Abstract
Macrocycles, formally defined as compounds that contain a ring with 12 or more atoms, continue
to attract great interest due to their important applications in physical, pharmacological and
environmental sciences. In syntheses of macrocyclic compounds, promoting intramolecular over
intermolecular reactions in the ring-closing step, is often a key challenge. Furthermore, syntheses
of macrocycles with stereogenic elements confer an additional challenge, while access to such
macrocycles are of great interest. Herein, we report the remarkable effect peptide-based catalysts
can have in promoting efficient macrocyclization reactions. We show that the chirality of the
catalyst is essential for promoting favorable, matched transition state relationships that favor
macrocyclization of substrates with pre-existing stereogenic elements; curiously, the chirality of
the catalyst is essential for successful reactions, even though no new stereogenic elements are
created.
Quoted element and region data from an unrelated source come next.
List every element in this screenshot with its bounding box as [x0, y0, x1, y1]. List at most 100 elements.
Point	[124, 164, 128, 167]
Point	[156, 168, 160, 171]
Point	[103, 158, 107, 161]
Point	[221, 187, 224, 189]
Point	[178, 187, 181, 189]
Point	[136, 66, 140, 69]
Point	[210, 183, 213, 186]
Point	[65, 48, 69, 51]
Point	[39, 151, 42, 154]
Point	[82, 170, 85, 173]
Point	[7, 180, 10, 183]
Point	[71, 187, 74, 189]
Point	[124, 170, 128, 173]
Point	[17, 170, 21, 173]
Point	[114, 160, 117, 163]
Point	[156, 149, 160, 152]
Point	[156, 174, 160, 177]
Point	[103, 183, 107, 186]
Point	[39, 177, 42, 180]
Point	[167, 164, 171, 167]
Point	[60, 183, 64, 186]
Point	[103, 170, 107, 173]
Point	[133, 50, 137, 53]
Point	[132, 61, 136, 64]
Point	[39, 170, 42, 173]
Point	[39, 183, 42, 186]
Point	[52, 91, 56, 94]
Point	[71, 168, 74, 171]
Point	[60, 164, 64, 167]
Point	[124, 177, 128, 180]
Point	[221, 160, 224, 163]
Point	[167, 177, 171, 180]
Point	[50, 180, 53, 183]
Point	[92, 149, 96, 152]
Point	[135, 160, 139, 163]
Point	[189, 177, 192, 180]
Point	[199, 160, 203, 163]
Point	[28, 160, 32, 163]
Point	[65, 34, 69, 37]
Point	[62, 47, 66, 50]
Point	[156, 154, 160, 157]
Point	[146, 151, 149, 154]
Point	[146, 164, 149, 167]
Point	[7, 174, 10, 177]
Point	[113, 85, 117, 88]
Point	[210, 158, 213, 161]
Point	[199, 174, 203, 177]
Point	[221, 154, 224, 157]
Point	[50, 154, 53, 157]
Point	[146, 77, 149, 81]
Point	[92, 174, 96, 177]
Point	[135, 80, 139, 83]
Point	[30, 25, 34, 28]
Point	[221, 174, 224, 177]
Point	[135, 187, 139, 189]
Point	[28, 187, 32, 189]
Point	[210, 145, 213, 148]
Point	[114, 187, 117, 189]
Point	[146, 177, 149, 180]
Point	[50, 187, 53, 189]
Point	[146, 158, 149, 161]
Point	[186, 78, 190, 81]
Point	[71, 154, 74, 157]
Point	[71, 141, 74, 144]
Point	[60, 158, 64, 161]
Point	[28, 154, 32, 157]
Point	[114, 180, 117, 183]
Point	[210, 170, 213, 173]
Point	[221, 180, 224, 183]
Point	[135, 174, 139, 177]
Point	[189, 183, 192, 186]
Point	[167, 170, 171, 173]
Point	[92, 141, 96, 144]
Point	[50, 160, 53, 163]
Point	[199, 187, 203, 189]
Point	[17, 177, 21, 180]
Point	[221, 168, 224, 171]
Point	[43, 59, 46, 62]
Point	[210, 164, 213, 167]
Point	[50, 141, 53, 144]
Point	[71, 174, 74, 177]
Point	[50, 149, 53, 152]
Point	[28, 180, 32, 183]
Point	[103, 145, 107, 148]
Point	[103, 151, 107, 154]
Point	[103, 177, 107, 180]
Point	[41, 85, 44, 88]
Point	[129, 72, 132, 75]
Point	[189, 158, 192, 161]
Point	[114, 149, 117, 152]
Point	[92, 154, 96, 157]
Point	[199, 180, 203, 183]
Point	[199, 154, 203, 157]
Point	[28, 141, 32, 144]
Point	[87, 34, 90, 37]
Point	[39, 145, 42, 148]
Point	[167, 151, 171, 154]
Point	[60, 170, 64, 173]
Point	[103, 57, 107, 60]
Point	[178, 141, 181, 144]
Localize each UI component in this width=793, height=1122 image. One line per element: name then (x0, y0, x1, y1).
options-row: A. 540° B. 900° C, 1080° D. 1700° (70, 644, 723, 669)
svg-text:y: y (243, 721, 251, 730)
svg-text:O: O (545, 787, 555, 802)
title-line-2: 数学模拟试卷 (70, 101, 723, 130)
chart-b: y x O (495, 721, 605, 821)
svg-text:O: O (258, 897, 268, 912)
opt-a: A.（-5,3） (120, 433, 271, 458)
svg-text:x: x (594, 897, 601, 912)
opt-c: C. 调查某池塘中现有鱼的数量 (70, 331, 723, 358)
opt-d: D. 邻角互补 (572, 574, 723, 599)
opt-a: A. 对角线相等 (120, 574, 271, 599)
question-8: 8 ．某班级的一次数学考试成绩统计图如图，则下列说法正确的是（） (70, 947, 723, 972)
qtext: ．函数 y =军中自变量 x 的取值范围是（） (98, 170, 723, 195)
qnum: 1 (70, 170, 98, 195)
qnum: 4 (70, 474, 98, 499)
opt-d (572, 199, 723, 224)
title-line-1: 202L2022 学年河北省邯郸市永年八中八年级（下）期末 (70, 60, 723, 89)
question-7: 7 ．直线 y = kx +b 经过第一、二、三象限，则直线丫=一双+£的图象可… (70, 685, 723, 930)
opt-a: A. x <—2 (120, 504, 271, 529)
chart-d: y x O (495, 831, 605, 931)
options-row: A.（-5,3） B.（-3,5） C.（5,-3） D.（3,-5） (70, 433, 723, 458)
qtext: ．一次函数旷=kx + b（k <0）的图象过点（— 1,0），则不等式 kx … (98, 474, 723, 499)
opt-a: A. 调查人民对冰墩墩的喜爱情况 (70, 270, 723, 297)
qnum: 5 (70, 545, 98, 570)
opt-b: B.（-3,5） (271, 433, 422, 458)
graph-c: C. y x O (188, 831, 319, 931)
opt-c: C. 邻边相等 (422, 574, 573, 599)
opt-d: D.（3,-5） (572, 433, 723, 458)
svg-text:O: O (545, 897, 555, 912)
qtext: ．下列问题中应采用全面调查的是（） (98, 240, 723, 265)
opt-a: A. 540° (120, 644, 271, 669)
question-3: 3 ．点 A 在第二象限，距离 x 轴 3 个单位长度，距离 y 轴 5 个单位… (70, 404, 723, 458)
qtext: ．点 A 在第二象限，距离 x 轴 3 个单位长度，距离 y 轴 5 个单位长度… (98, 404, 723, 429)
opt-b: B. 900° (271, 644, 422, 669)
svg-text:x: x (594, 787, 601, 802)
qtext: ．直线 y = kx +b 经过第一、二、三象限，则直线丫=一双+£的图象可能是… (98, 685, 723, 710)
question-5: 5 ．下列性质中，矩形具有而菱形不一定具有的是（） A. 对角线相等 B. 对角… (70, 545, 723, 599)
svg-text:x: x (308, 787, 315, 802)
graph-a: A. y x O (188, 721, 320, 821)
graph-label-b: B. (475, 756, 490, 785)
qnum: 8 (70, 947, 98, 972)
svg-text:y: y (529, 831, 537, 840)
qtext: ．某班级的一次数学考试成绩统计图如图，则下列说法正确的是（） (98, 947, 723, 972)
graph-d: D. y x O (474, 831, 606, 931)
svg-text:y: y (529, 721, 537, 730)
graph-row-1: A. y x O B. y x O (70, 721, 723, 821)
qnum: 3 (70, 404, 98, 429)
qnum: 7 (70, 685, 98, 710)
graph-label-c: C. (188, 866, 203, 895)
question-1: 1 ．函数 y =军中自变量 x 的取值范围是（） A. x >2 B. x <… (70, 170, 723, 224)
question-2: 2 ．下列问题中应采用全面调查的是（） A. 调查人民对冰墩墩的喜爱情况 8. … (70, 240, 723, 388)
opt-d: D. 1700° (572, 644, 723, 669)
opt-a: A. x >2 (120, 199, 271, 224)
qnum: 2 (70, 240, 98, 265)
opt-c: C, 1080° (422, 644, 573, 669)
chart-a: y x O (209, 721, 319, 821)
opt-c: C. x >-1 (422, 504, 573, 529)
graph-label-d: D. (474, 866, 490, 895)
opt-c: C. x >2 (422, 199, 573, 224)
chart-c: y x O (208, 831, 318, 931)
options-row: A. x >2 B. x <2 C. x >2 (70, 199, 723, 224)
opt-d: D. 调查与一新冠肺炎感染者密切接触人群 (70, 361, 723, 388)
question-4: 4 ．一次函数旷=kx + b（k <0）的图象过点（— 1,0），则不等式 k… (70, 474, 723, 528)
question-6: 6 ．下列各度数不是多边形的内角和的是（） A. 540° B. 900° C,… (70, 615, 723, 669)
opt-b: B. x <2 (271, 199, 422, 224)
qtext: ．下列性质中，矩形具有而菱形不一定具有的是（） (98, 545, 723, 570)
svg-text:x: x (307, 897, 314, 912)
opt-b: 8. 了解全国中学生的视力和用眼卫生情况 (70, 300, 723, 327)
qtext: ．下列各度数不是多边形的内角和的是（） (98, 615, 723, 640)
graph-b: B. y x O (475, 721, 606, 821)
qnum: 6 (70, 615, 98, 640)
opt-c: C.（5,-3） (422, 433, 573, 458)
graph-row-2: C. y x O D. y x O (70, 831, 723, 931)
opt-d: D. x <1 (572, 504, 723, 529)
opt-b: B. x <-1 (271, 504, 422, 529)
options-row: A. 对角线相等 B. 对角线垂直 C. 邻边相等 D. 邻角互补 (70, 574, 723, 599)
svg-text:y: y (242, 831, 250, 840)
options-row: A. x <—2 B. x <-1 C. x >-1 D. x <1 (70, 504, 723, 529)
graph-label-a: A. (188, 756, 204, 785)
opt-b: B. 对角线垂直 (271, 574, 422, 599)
Control experiments involving either achiral variants of the catalyst, or the enantiomeric
form of the catalyst, fail to deliver the macrocycles in significant quantity in head-to-head
comparisons. The generality of the phenomenon, demonstrated here with a number of substrates,
stimulates analogies to enzymatic catalysts that produce naturally occurring macrocycles,
presumably through related, catalyst-defined outer-sphere interactions with their acyclic substrates.